Getting Irate So That You Don't Have To

Getting Irate So That You Don't Have To

Thursday, 4 October 2007

Conservatives And The BBC

Conservative Party activists rarely have a good word to say about the BBC. They obviously feel the BBC is a centre-left dominated media organisation which has got it in them. But even the Tories can't complain about the coverage they've had this week.

The animosity goes back as far I can remember and probably a great deal longer. The Conservative Party has never forgiven the BBC for some of its Falklands coverage, including the infamous line commenting on a government briefing that started "The British government, if it is to be believed...". There were many other regular run-ins in the Thatcher and Major era, including a decision not to show a drama documentary about the Falklands because it showed Mrs Thatcher in too favourable a light and numerous allegations of giving too much prominence to sleaze in the mid-90s. When I was involved in party politics I was a fully paid-up member of the BBC Hate Club but since packing it up 15 years ago I've seen them in a slightly different (but not always favourable) light for the line it takes.

The Tory Party journeyed to Blackpool fully expecting what would be, in their eyes, another hatchet job. News of splits and rows, loads of coverage to the right-wing dissidents and more anti-Cameron propaganda than you could shake a stick at. What's come about is very different.

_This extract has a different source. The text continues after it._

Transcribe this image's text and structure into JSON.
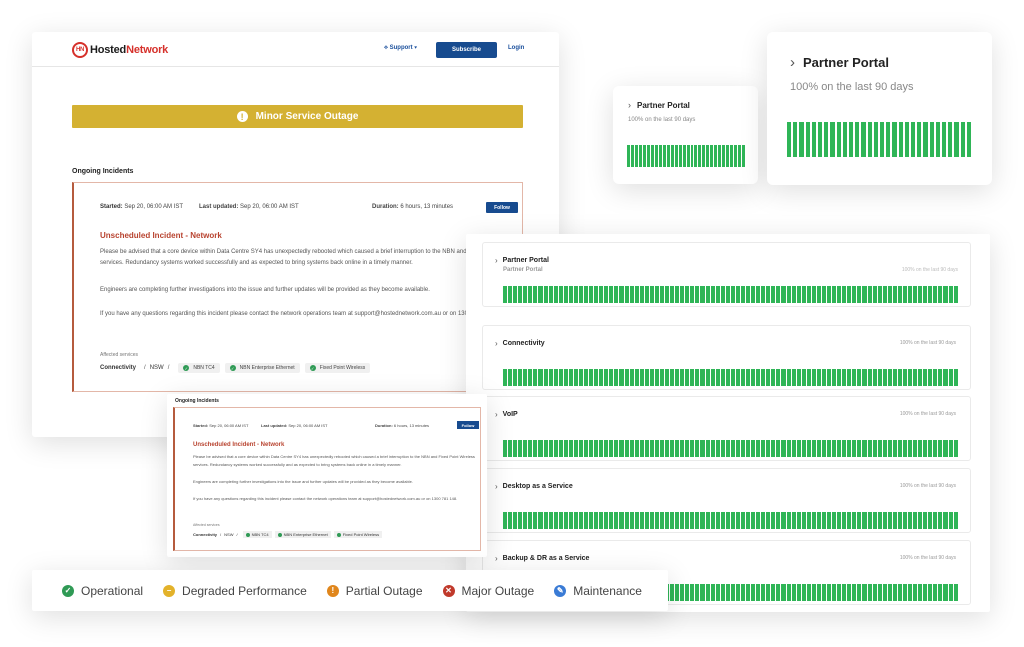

The Conservatives are widely accepted to have had a very good conference, and the BBC haven't been slow to say so. The party has come across as a united bunch, all aching to get stuck into Gordon Brown. The key-note speakers have, pretty much to a man, had good reports. And when Brown went to Iraq earlier in the week the BBC's main slant was not the reduction in troop numbers but more the Tory party's furious reaction to the way Brown announced it.

The BBC, as do all media organisations, have an impossible job in keeping every political party happy. But they may have gone some way this week to repairing some the long-done damage in its relationship with Conservative Central Office (or whatever it's called now).

Has the coverage been good enough to dissuade GB from calling an election ? I doubt it. I expect a polling date of 8th November. You heard it here, ooh, about 12,031st.